Discussion in 'The Hokey Ass Message Board' started by cornpatch, Apr 20, 2011.

  1. that engine can use a lot of timing. invest in a recurve kit. I would set it up with 10 initial and 38 total.
  2. Perry Hvegholm
    Joined: Apr 16, 2018
    Posts: 113

    Perry Hvegholm

    Cost effective?
    Defining whether or not it's cost effective depends upon what you want the motor to do when it's installed. Remember....I had a 440 laying on the floor in my garage that, upon disassembly/inspection, turned out to be so clean and fresh inside that I decided to button it back up and run it...low compression and all. Perfect bearings, crosshatch, no ridge whatsoever, etc. I have an old (but new) set of .030" over forged TRW slugs with a 2.065 compression height (closed chamber with these pistons woulda gave me around 10.5:1. I didnt use them because i would had to pop for a full rebuild. The Stealth heads were good for nearly a point of squeeze, but the power they deliver is from flow.

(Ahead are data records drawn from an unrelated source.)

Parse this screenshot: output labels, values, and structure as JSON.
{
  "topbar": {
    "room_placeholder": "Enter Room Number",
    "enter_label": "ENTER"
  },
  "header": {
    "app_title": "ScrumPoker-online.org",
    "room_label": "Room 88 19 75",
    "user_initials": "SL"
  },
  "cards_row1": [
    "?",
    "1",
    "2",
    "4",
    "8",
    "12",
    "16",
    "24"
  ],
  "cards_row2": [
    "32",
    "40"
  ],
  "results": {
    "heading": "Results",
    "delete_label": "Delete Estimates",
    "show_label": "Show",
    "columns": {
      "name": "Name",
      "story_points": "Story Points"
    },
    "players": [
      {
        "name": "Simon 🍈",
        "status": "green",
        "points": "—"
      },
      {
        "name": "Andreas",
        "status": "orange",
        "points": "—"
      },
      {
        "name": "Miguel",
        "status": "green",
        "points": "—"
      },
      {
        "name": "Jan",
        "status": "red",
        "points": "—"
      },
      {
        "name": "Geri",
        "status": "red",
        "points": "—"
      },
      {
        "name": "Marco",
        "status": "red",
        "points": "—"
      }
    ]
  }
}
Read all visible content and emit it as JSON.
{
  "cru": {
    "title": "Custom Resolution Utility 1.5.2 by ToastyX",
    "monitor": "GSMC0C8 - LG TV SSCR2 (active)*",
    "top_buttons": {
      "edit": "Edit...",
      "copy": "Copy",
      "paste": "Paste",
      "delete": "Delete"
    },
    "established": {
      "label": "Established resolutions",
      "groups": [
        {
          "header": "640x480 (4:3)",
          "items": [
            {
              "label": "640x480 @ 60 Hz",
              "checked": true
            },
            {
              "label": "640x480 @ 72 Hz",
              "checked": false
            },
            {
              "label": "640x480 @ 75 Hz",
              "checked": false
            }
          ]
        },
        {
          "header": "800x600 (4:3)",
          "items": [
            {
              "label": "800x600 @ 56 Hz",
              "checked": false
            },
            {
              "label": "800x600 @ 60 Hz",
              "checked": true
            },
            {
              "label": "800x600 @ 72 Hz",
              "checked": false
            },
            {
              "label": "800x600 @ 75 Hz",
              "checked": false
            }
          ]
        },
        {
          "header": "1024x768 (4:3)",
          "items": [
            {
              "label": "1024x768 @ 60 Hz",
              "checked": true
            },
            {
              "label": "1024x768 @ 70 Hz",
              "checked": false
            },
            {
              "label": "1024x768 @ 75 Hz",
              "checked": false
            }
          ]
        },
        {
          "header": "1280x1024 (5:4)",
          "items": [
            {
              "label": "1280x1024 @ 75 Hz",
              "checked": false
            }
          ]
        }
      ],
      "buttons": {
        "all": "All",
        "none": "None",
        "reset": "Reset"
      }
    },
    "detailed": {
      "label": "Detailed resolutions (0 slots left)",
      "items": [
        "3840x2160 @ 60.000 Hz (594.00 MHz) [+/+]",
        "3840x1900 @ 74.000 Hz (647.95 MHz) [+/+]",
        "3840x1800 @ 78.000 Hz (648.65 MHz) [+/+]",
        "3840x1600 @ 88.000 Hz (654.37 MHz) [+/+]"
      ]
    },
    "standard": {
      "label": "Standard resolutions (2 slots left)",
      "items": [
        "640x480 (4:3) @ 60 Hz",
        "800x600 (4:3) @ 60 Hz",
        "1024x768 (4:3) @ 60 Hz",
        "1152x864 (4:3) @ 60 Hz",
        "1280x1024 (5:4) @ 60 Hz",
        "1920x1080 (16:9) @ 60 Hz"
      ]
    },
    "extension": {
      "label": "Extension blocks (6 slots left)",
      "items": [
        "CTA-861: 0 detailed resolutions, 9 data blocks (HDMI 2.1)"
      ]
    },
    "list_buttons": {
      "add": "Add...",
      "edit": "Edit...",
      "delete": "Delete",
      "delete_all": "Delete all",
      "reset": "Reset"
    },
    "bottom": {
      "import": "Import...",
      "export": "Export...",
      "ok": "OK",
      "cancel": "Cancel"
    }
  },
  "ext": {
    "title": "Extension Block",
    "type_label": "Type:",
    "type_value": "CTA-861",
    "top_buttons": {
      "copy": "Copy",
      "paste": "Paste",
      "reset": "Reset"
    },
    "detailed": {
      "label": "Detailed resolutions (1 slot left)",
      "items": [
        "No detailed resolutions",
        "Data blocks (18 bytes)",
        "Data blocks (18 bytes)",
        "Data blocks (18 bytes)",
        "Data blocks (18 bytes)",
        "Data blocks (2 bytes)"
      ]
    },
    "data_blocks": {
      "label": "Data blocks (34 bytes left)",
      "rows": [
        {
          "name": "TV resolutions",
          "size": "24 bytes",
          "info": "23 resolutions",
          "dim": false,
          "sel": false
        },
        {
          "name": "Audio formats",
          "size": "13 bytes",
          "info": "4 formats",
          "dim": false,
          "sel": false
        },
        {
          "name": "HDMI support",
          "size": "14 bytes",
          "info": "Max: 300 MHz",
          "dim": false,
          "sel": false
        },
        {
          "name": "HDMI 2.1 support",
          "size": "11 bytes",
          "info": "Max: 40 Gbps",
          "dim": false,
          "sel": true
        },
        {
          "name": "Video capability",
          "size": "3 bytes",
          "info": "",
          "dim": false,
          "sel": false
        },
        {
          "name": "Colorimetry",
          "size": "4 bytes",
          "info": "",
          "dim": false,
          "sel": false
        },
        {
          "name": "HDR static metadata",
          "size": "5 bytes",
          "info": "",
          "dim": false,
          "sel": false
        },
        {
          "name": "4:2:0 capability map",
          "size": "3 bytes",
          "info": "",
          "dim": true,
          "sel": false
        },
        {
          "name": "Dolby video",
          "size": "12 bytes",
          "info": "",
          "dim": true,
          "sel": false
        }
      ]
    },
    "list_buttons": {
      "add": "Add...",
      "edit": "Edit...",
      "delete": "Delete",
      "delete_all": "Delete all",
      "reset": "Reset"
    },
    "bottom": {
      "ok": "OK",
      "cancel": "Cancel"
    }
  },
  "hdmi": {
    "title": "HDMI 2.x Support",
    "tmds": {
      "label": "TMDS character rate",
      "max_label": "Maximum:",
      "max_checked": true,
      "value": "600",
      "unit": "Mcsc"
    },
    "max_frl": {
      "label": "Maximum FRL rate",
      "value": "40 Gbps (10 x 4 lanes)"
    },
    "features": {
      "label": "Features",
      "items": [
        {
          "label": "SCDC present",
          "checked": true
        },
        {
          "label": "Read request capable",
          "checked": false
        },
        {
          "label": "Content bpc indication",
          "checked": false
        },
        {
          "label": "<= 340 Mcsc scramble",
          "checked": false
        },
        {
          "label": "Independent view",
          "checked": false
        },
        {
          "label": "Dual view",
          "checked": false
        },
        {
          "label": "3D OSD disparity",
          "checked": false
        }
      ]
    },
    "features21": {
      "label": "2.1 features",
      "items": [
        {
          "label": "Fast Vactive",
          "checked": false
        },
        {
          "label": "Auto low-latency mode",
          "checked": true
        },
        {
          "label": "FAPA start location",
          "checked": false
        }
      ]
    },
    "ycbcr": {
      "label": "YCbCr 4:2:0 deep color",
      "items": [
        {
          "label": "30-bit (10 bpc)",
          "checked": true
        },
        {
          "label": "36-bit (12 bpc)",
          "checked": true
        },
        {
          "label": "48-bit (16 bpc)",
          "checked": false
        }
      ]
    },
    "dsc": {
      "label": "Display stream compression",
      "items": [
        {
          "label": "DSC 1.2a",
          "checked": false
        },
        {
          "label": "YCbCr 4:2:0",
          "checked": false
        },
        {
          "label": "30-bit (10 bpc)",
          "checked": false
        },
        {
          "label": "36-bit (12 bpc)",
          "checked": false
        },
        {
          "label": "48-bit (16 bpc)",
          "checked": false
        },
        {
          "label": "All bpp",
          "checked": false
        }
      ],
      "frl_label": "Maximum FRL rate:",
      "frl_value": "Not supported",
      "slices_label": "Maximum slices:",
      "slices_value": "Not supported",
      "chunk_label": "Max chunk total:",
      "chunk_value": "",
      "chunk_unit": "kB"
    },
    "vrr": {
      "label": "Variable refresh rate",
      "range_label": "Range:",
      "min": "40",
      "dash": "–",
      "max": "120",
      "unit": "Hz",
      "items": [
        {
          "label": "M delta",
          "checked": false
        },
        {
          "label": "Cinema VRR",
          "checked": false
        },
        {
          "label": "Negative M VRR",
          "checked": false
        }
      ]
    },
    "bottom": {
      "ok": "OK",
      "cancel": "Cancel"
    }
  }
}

    My cam choice is conservative, but only slightly so. The engine was intended for a 3800 lbs street car that never sees the track (its a convertible) and I wanted to avoid loosey goosey converters and steep gears (car has 3:55s). The XE268 delivers 400+ torque at only 2500rpm....which is EXACTLY what I wanted.

    With the combo I put together, the Comp cams online dyno gave me 512hp. The motor has been in the car for a few months now. With the cam now broken in its making 475hp, which is plenty considering that i'm into this motor for less than 3 grand (thats including buying the motor).

    Anyone that doubts that a smogger 440 can make this kind of power should read this thread. The OP on this forum got 449hp out an iron head smogger 440, using only off the shelf parts:

    This motor will be run for awhile, but its an interim mill. I'm building a Chrysler B stroker (470) that will take the 440's place at some point. For now, the 440 keeps me busy spanking asses, stoplight to stoplight.

    Deuces: "I thought all 440 cranks were were forged steel.. I could be wrong...."

    Cast cranks became standard in lo-po/truck/land yacht motors after 1971. They can be identified by their counter-weight laden balancers. Hi-po and heavy duty got forged.
    However...all Mopar big block crankshafts were "steel"....even the cast cranks: Ma Mopar never put "Iron" cranks in her big blocks. The cast cranks were cast steel....which is probably why they have a reputation for standing up to abuse.
    Budget36 and Deuces like this.
  3. Perry Hvegholm
    Joined: Apr 16, 2018
    Posts: 113

    Perry Hvegholm

    And, Budget, I'd absolutely opt for the stealths before porting tired, stock iron heads. I bought my Stealths for 1250: 1000 for the heads and another 250 to have them upgrade the retainers, locks and seals (which I would strongly recommend). For that 1250 I got closed chambered, lightweight heads that flow much better than most ported iron heads right OOTB. The stealths will allow you to run your stock rockers (up to .525" lift)
    Budget36 and Deuces like this.
  4. Deuces
    Joined: Nov 3, 2009
    Posts: 18,539

    from Michigan

    Ok, well I was half right... Thanks! :)
  5. alphabet soup
    Joined: Jan 8, 2011
    Posts: 1,386

    alphabet soup

    Call Jim @ Racer Brown 410-866-7660 after 2pm eastern time.
    Thinking he will tell you an EH-22 in at 4 or maybe even 6 degrees advanced. This will help build some cylinder pressure.
  6. Great post.... I've been trying to decide about a swap into my DeSoto and was wondering about a lo-po 440 out of a RV if it would produce decent power (not being a mopar guy usually). Question answered!